2) Se il combinato disposto degli articoli 2 e 46 della direttiva [2004/18] debba essere interpretato nel senso che essi ostano a che l'amministrazione aggiudicatrice preveda, nell'ambito di una procedura di aggiudicazione di un appalto pubblico in materia di aiuto alimentare il cui valore supera la soglia che impone un bando di gara internazionale, una condizione in materia di qualificazione degli offerenti, in base alla quale tutti gli offerenti, indipendentemente dal luogo in cui hanno svolto la loro attività fino ad allora, devono disporre, già al momento della presentazione dell'offerta, di un'autorizzazione o di un'autorizzazione in tale Stato membro.

3) In caso di risposta affermativa alla questione che precede:

a) Se gli articoli 2 e 46 della direttiva [2004/18] debbano essere considerati come disposizioni tanto chiare da precludere la possibilità di opporre, contro di esse, il principio della tutela del legittimo affidamento.
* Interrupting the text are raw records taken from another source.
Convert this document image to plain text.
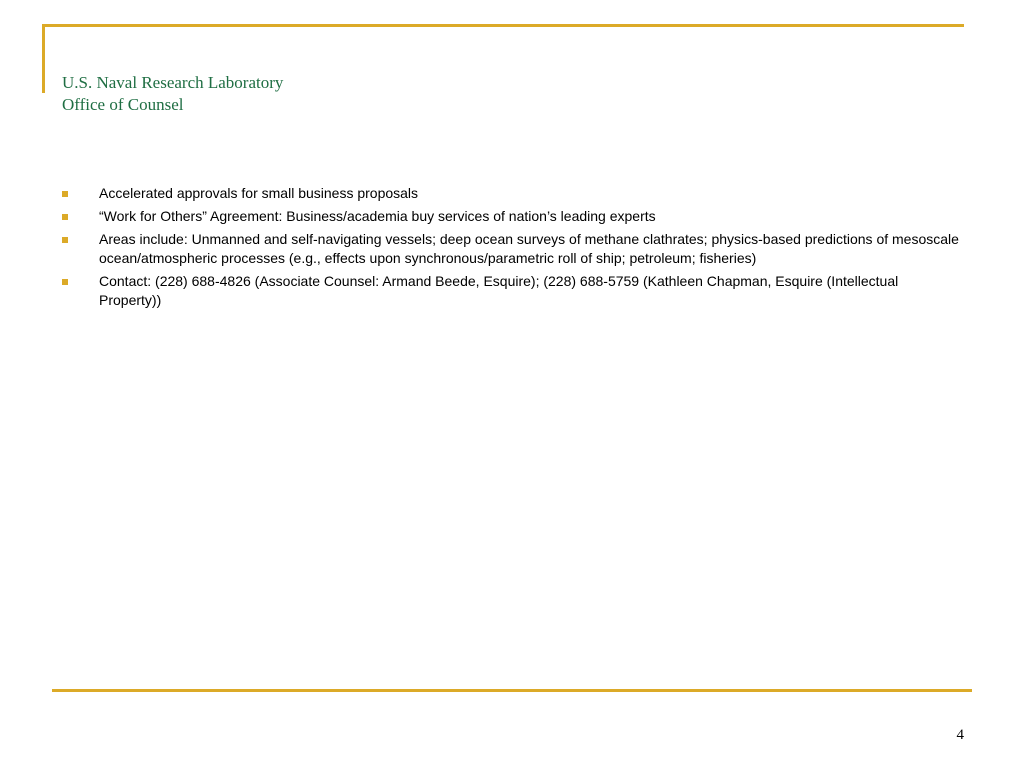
U.S. Naval Research Laboratory
Office of Counsel
Accelerated approvals for small business proposals
“Work for Others” Agreement: Business/academia buy services of nation’s leading experts
Areas include: Unmanned and self-navigating vessels; deep ocean surveys of methane clathrates; physics-based predictions of mesoscale ocean/atmospheric processes (e.g., effects upon synchronous/parametric roll of ship; petroleum; fisheries)
Contact: (228) 688-4826 (Associate Counsel: Armand Beede, Esquire); (228) 688-5759 (Kathleen Chapman, Esquire (Intellectual Property))
4
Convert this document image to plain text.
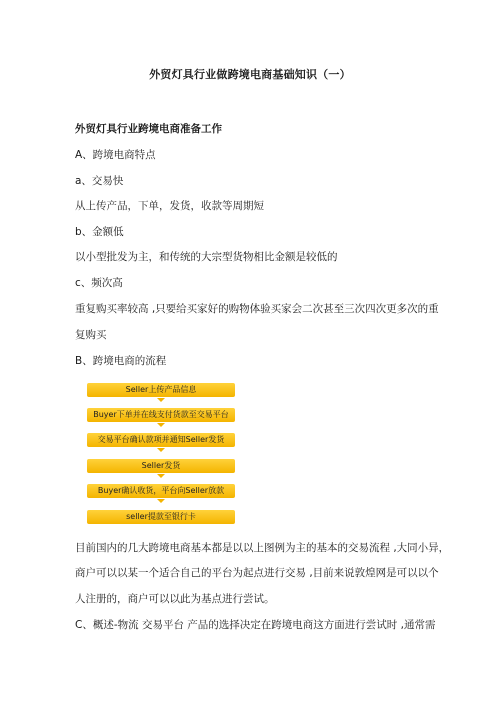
外贸灯具行业做跨境电商基础知识（一）
外贸灯具行业跨境电商准备工作
A、跨境电商特点
a、交易快
从上传产品，下单，发货，收款等周期短
b、金额低
以小型批发为主，和传统的大宗型货物相比金额是较低的
c、频次高
重复购买率较高 ,只要给买家好的购物体验买家会二次甚至三次四次更多次的重
复购买
B、跨境电商的流程
Seller上传产品信息
Buyer下单并在线支付货款至交易平台
交易平台确认款项并通知Seller发货
Seller发货
Buyer确认收货，平台向Seller放款
seller提款至银行卡
目前国内的几大跨境电商基本都是以以上图例为主的基本的交易流程 ,大同小异，
商户可以以某一个适合自己的平台为起点进行交易 ,目前来说敦煌网是可以以个
人注册的，商户可以以此为基点进行尝试。
C、概述-物流 交易平台 产品的选择决定在跨境电商这方面进行尝试时 ,通常需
b) Se gli articoli 2 e 46 della direttiva [2004/18] debbano essere interpretati nel senso che una situazione in cui, nel quadro di un appalto pubblico concernente aiuti alimentari, l'amministrazione aggiudicatrice richiede agli offerenti, a norma della legge relativa ai prodotti alimentari, di disporre, già all'atto della presentazione dell'offerta, di un'autorizzazione, possa essere considerata come violazione manifesta della normativa vigente, negligenza o abuso che osta all'azionamento del principio della tutela del legittimo affidamento".
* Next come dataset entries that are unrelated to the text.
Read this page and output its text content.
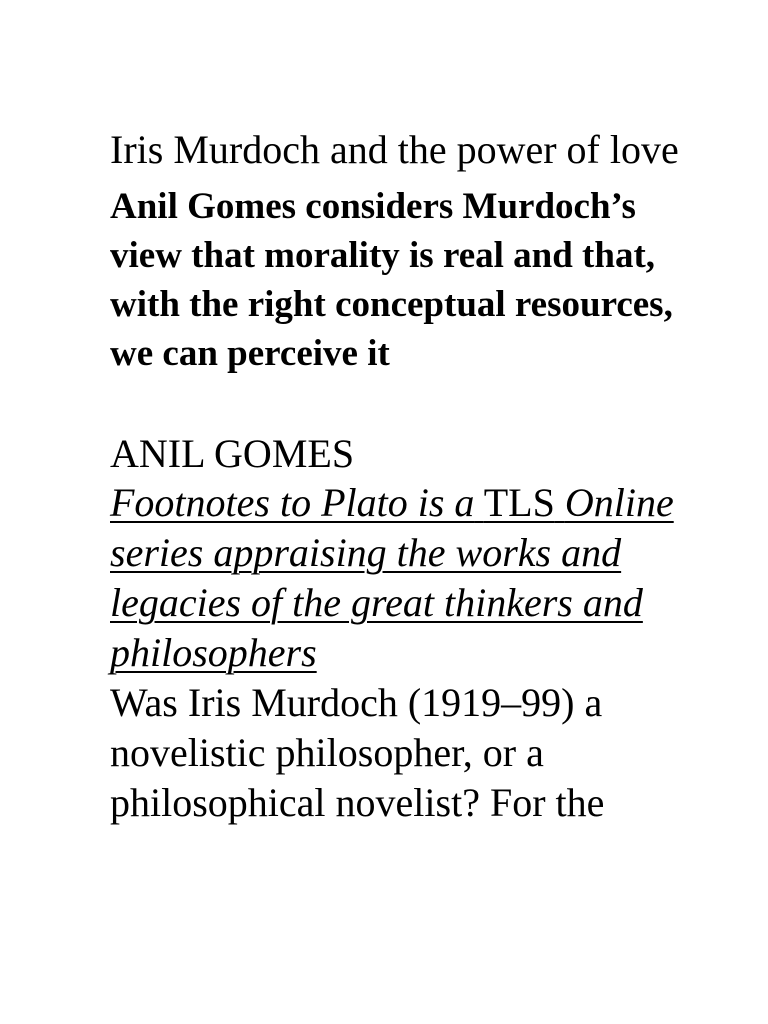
Iris Murdoch and the power of love

Anil Gomes considers Murdoch’s view that morality is real and that, with the right conceptual resources, we can perceive it

ANIL GOMES

Footnotes to Plato is a TLS Online series appraising the works and legacies of the great thinkers and philosophers

Was Iris Murdoch (1919–99) a novelistic philosopher, or a philosophical novelist? For the
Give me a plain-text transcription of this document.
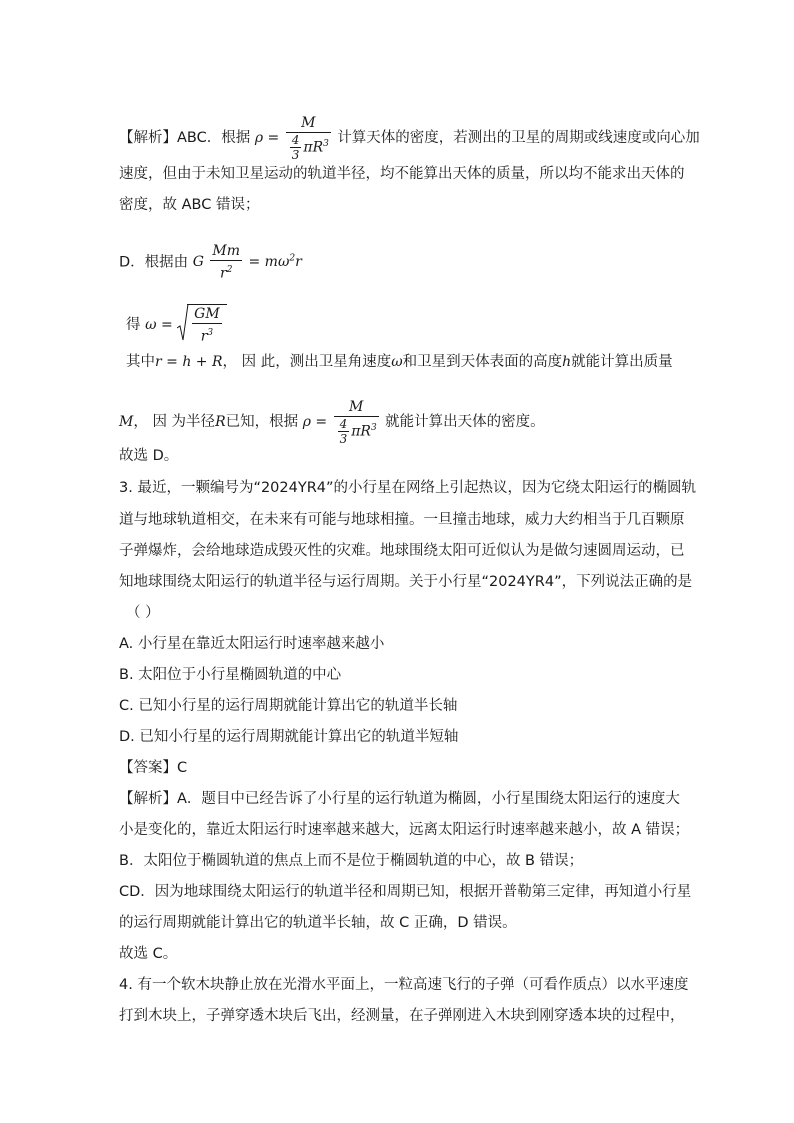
【解析】ABC．根据 $\rho = \frac{M}{\frac{4}{3} \pi R^3}$ 计算天体的密度，若测出的卫星的周期或线速度或向心加
速度，但由于未知卫星运动的轨道半径，均不能算出天体的质量，所以均不能求出天体的
密度，故 ABC 错误；
D．根据由 G $\frac{Mm}{r^2} = m\omega^2r$
得 $\omega = \frac{GM}{r^3}$
其中r = h + R， 因 此，测出卫星角速度ω和卫星到天体表面的高度h就能计算出质量
M， 因 为半径R已知，根据 $\rho = \frac{M}{\frac{4}{3} \pi R^3}$ 就能计算出天体的密度。
故选 D。
3. 最近，一颗编号为“2024YR4”的小行星在网络上引起热议，因为它绕太阳运行的椭圆轨
道与地球轨道相交，在未来有可能与地球相撞。一旦撞击地球，威力大约相当于几百颗原
子弹爆炸，会给地球造成毁灭性的灾难。地球围绕太阳可近似认为是做匀速圆周运动，已
知地球围绕太阳运行的轨道半径与运行周期。关于小行星“2024YR4”，下列说法正确的是
（ ）
A. 小行星在靠近太阳运行时速率越来越小
B. 太阳位于小行星椭圆轨道的中心
C. 已知小行星的运行周期就能计算出它的轨道半长轴
D. 已知小行星的运行周期就能计算出它的轨道半短轴
【答案】C
【解析】A．题目中已经告诉了小行星的运行轨道为椭圆，小行星围绕太阳运行的速度大
小是变化的，靠近太阳运行时速率越来越大，远离太阳运行时速率越来越小，故 A 错误；
B．太阳位于椭圆轨道的焦点上而不是位于椭圆轨道的中心，故 B 错误；
CD．因为地球围绕太阳运行的轨道半径和周期已知，根据开普勒第三定律，再知道小行星
的运行周期就能计算出它的轨道半长轴，故 C 正确，D 错误。
故选 C。
4. 有一个软木块静止放在光滑水平面上，一粒高速飞行的子弹（可看作质点）以水平速度
打到木块上，子弹穿透木块后飞出，经测量，在子弹刚进入木块到刚穿透本块的过程中，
La pronuncia della CGUE. La CGUE ha evidenziato che la circostanza che uno Stato membro subordini l'esecuzione di prestazioni di servizi da parte di un'impresa stabilita in un altro Stato membro al possesso di un'autorizzazione di stabilimento nel primo Stato priverebbe di ogni effetto utile l'articolo 56 TFUE, il cui scopo è proprio quello di eliminare le restrizioni alla libera prestazione di servizi.

Ciò non si pone in contrasto con il regolamento n. 852/2004 che, da un lato, ha come obiettivo il conseguimento di un livello elevato di protezione della vita e della salute umana; dall'altro, mira anche alla libera circolazione dei prodotti alimentari nell'Unione europea.
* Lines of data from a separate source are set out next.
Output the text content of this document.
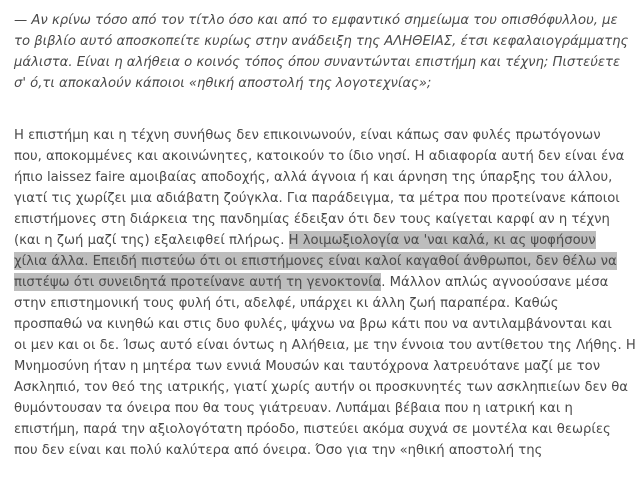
— Αν κρίνω τόσο από τον τίτλο όσο και από το εμφαντικό σημείωμα του οπισθόφυλλου, με
το βιβλίο αυτό αποσκοπείτε κυρίως στην ανάδειξη της ΑΛΗΘΕΙΑΣ, έτσι κεφαλαιογράμματης
μάλιστα. Είναι η αλήθεια ο κοινός τόπος όπου συναντώνται επιστήμη και τέχνη; Πιστεύετε
σ' ό,τι αποκαλούν κάποιοι «ηθική αποστολή της λογοτεχνίας»;
Η επιστήμη και η τέχνη συνήθως δεν επικοινωνούν, είναι κάπως σαν φυλές πρωτόγονων
που, αποκομμένες και ακοινώνητες, κατοικούν το ίδιο νησί. Η αδιαφορία αυτή δεν είναι ένα
ήπιο laissez faire αμοιβαίας αποδοχής, αλλά άγνοια ή και άρνηση της ύπαρξης του άλλου,
γιατί τις χωρίζει μια αδιάβατη ζούγκλα. Για παράδειγμα, τα μέτρα που προτείνανε κάποιοι
επιστήμονες στη διάρκεια της πανδημίας έδειξαν ότι δεν τους καίγεται καρφί αν η τέχνη
(και η ζωή μαζί της) εξαλειφθεί πλήρως. Η λοιμωξιολογία να 'ναι καλά, κι ας ψοφήσουν
χίλια άλλα. Επειδή πιστεύω ότι οι επιστήμονες είναι καλοί καγαθοί άνθρωποι, δεν θέλω να
πιστέψω ότι συνειδητά προτείνανε αυτή τη γενοκτονία. Μάλλον απλώς αγνοούσανε μέσα
στην επιστημονική τους φυλή ότι, αδελφέ, υπάρχει κι άλλη ζωή παραπέρα. Καθώς
προσπαθώ να κινηθώ και στις δυο φυλές, ψάχνω να βρω κάτι που να αντιλαμβάνονται και
οι μεν και οι δε. Ίσως αυτό είναι όντως η Αλήθεια, με την έννοια του αντίθετου της Λήθης. Η
Μνημοσύνη ήταν η μητέρα των εννιά Μουσών και ταυτόχρονα λατρευότανε μαζί με τον
Ασκληπιό, τον θεό της ιατρικής, γιατί χωρίς αυτήν οι προσκυνητές των ασκληπιείων δεν θα
θυμόντουσαν τα όνειρα που θα τους γιάτρευαν. Λυπάμαι βέβαια που η ιατρική και η
επιστήμη, παρά την αξιολογότατη πρόοδο, πιστεύει ακόμα συχνά σε μοντέλα και θεωρίες
που δεν είναι και πολύ καλύτερα από όνειρα. Όσο για την «ηθική αποστολή της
Di conseguenza, il possesso da parte dell'operatore economico di una registrazione o di un riconoscimento rilasciato dallo Stato membro in cui è stabilito costituisce, nell'ambito di una procedura di aggiudicazione di appalto che si svolge in un altro Stato dell'UE, una presunzione della sua idoneità a garantirvi un'attività di fornitura e di distribuzione di prodotti alimentari e, pertanto, di eseguirvi l'appalto di cui trattasi.

Con la precisazione che il fatto che il Ministero delle Finanze abbia già approvato una prassi contraria alle norme sull'aggiudicazione degli appalti pubblici previste diritto dell'Unione non può essere invocato dal Ministero degli Affari sociali, tramite il principio del legittimo affidamento, per lasciar perdurare tale prassi o per neutralizzarne gli effetti passati.

I principi di diritto. La CGUE ha affermato, dunque, i seguenti principi di diritto:

“1) Gli articoli 2 e 46 della direttiva 2004/18/CE del Parlamento europeo e del Consiglio, del 31 marzo 2004, relativa al coordinamento delle procedure di aggiudicazione degli appalti pubblici di lavori, di forniture e di servizi, devono essere interpretati nel senso che ostano ad una normativa nazionale in forza della quale l'amministrazione aggiudicatrice deve esigere, in un bando di gara e quale criterio di selezione qualitativa, che gli offerenti forniscano la prova, sin dal deposito della loro offerta, di disporre di una registrazione o di un riconoscimento richiesti dalla normativa applicabile all'attività oggetto dell'appalto pubblico di cui trattasi e rilasciata dall'autorità competente dello Stato membro di esecuzione dell'appalto, ove siano già in possesso di una registrazione o un riconoscimento analoghi nello Stato membro nel quale sono stabiliti.

2) Il principio della tutela del legittimo affidamento deve essere interpretato nel senso che non può essere invocato da un'amministrazione aggiudicatrice che, nell'ambito di una procedura di aggiudicazione di un appalto pubblico, per conformarsi alla normativa nazionale relativa ai prodotti alimentari, abbia imposto agli offerenti di disporre, sin dalla presentazione della loro offerta, di una registrazione o di un riconoscimento rilasciati dall'autorità competente dello Stato membro di esecuzione dell'appalto”.